Unicorns Of Testing

unicorn dropping rainbows

You may hear the term Technical Tester thrown around more and more these days. You may even hear how there is shortage of candidates for those types of roles. The technical tester sounds like a mythical creature, some hybrid between a developer and a tester.

I'm all for testers learning new skills and contributing to their teams and learning to at least not be intimidated by code can be very beneficial. I've even blogged about it's benefits... Despite all that, there are some fundamental issues with chasing these magical ponies.

You know what would make you a better tester? Be a developer...

The software industry values developers, end of story. The other roles exist in one form or another to either support/enable them or mitigate their potential shortcomings. The closer to that development core the more value you possess. Similarly the more understood your role is by development the easier it is to demonstrate value.

Many early test teams were completely segregated from their development teams. We all know the adversarial of relationship that this created between testers and developers. So testers are now playing catch up. We have the opportunity to show our value now that we are increasingly more tightly integrated with development teams but it's almost on an individual scale. One developer, one company at a time.
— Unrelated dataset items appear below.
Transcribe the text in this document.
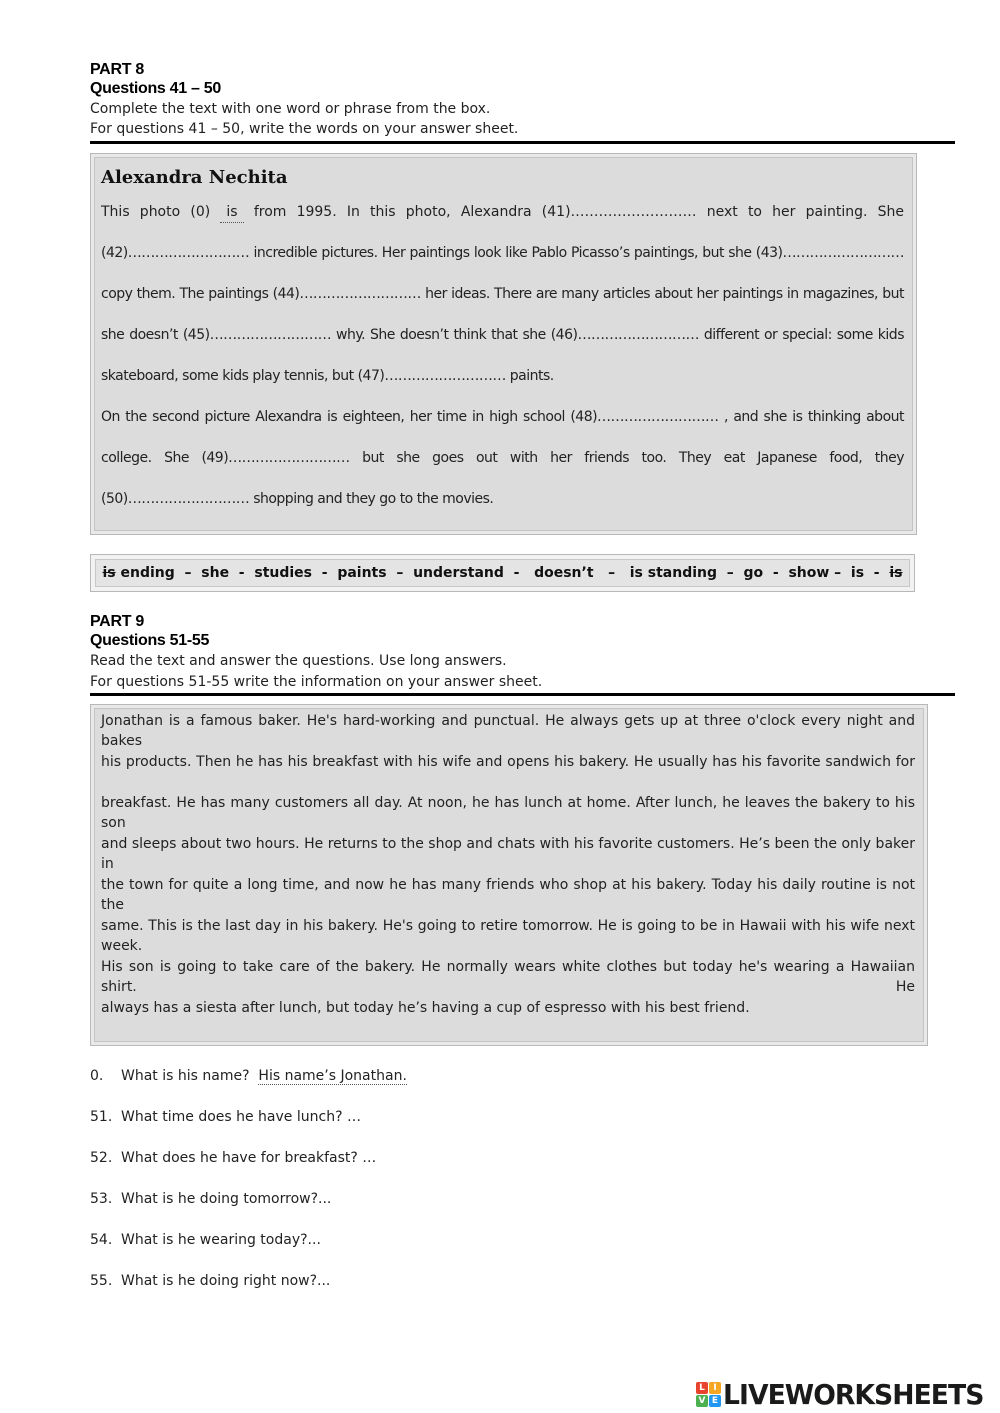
PART 8
Questions 41 – 50
Complete the text with one word or phrase from the box.
For questions 41 – 50, write the words on your answer sheet.
Alexandra Nechita
This photo (0) is from 1995. In this photo, Alexandra (41)……………………… next to her painting. She
(42)……………………… incredible pictures. Her paintings look like Pablo Picasso’s paintings, but she (43)………………………
copy them. The paintings (44)……………………… her ideas. There are many articles about her paintings in magazines, but
she doesn’t (45)……………………… why. She doesn’t think that she (46)……………………… different or special: some kids
skateboard, some kids play tennis, but (47)……………………… paints.
On the second picture Alexandra is eighteen, her time in high school (48)……………………… , and she is thinking about
college. She (49)……………………… but she goes out with her friends too. They eat Japanese food, they
(50)……………………… shopping and they go to the movies.
is ending  –  she  -  studies  -  paints  –  understand  -   doesn’t   –   is standing  –  go  -  show –  is  - is
PART 9
Questions 51-55
Read the text and answer the questions. Use long answers.
For questions 51-55 write the information on your answer sheet.
Jonathan is a famous baker. He's hard-working and punctual. He always gets up at three o'clock every night and bakes
his products. Then he has his breakfast with his wife and opens his bakery. He usually has his favorite sandwich for
breakfast. He has many customers all day. At noon, he has lunch at home. After lunch, he leaves the bakery to his son
and sleeps about two hours. He returns to the shop and chats with his favorite customers. He’s been the only baker in
the town for quite a long time, and now he has many friends who shop at his bakery. Today his daily routine is not the
same. This is the last day in his bakery. He's going to retire tomorrow. He is going to be in Hawaii with his wife next week.
His son is going to take care of the bakery. He normally wears white clothes but today he's wearing a Hawaiian shirt. He
always has a siesta after lunch, but today he’s having a cup of espresso with his best friend.
0. What is his name? His name’s Jonathan.
51. What time does he have lunch? …
52. What does he have for breakfast? …
53. What is he doing tomorrow?...
54. What is he wearing today?...
55. What is he doing right now?...
L I
V E LIVEWORKSHEETS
To bridge that gap we have companies seeking technical testers. It means they aren't quite comfortable adopting a dedicated testing role wholesale, instead they are choosing to have a test ambassador that speaks their preferred language and values.

It's A Scarlet Letter

So is a technical tester a tester first or developer first? Do want them to write automation code or just to be comfortable looking at pull requests to inform the testing they will be executing manually? We are painting with some pretty broad brush strokes with this categorization.

Regardless of where on the skill spectrum the technical tester falls they will be unfairly branded by both ends as an outsider. Are you a failed developer, seeking solace in the testing ranks? Are you trying to worm your way into the dev team through QA? If you can write good code why are you stuck in testing? You can't be that good if you had to be a tester first...

It's not like if you didn't have the chops you couldn't overcome that bias, but why bother? It's not like the career path for testers is laid with gold. You have to be passionate enough about testing and development to essentially make that your specialty. Otherwise it's an intermediate role where people pass through on their way to other roles.

A Non-Technical Tester?

Would you apply for a job with a title like that? It sounds a lot like unskilled labor. Have you seen the people that describe themselves as non-technical actually try to use technology? What they actually mean is that they are technology averse. This type of person would have panic attacks every day if they had to not just begrudgingly use but investigate and try to understand software. Granted many testers enter this field with little explicit testing experience, it doesn't mean what they will do on the job is not technical. Just because it's not code doesn't mean it's not technical.

Isn't Testing Good Enough?

For whatever reason to many it's not, they just can't see the value there. There is so much baggage and negativity associated with dedicated test teams that the only way to make testers acceptable is to imbue them with mystical powers to overcome the history. It's not that the powers are bad, it's just a shame that the industry can't accept that there is value to dedicated testers and that code can't solve all problems.